Embora não existam achados laboratoriais específicos em EAR, em alguns pacientes (por exemplo, quando a história e o exame sugerem uma deficiência nutricional ou um distúrbio hematológico), o hemograma completo e a estimativa hematínica (ferritina sérica, folato sérico/nos glóbulos vermelhos e vitamina B12 sérica) são indicados para excluir deficiências de ferro e vitamina.[1] Em pacientes de todas as faixas etárias com suspeita de doença celíaca, o teste de imunoglobulina A-transglutaminase tecidual sérica pode ser uma investigação inicial apropriada. O exame de infecção pelo vírus da imunodeficiência humana (HIV) deve ser considerado em pacientes com história de infecções (candidíase, leucoplasia pilosa) ou neoplasias (sarcoma de Kaposi, linfoma) associadas ao HIV, ou outras evidências clínicas ou fatores de risco de infecção por HIV.[1] O aumento da viscosidade do plasma ou da velocidade de hemossedimentação pode ser observado nos estados autoinflamatórios.
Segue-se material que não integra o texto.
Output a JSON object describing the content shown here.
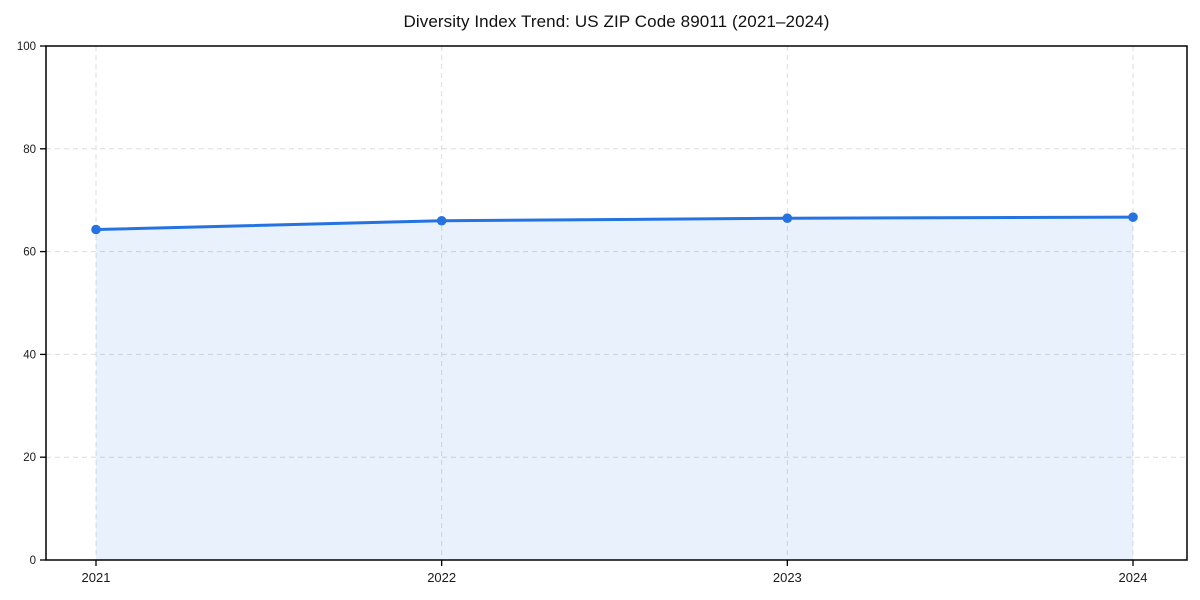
{
  "chart_data": {
    "type": "area",
    "title": "Diversity Index Trend: US ZIP Code 89011 (2021–2024)",
    "x": [
      "2021",
      "2022",
      "2023",
      "2024"
    ],
    "series": [
      {
        "name": "Diversity Index",
        "values": [
          64.3,
          66.0,
          66.5,
          66.7
        ]
      }
    ],
    "xlabel": "",
    "ylabel": "",
    "ylim": [
      0,
      100
    ],
    "yticks": [
      0,
      20,
      40,
      60,
      80,
      100
    ],
    "grid": true,
    "grid_style": "dashed",
    "legend": false,
    "colors": {
      "line": "#2573e0",
      "marker": "#2573e0",
      "fill": "rgba(37,115,224,0.10)",
      "grid": "#dcdcdc",
      "axis": "#000000",
      "tick_label": "#1a1a1a",
      "background": "#ffffff"
    }
  }
}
Em pacientes com resultados anormais, o diagnóstico de USA é mais provável que a EAR. Nesses pacientes, o diagnóstico definitivo dependerá de investigações subsequentes conforme apropriadas. Sintomas de doença autoimune (por exemplo, lesões na pele) ao lado de úlceras podem justificar um teste de fator antinuclear para descartar uma doença autoimune.

Uma úlcera solitária com duração superior a 3 semanas pode representar neoplasia maligna e justificaria o encaminhamento urgente a um especialista.[29] Isso exigirá investigação adicional e pode envolver biópsia incisional.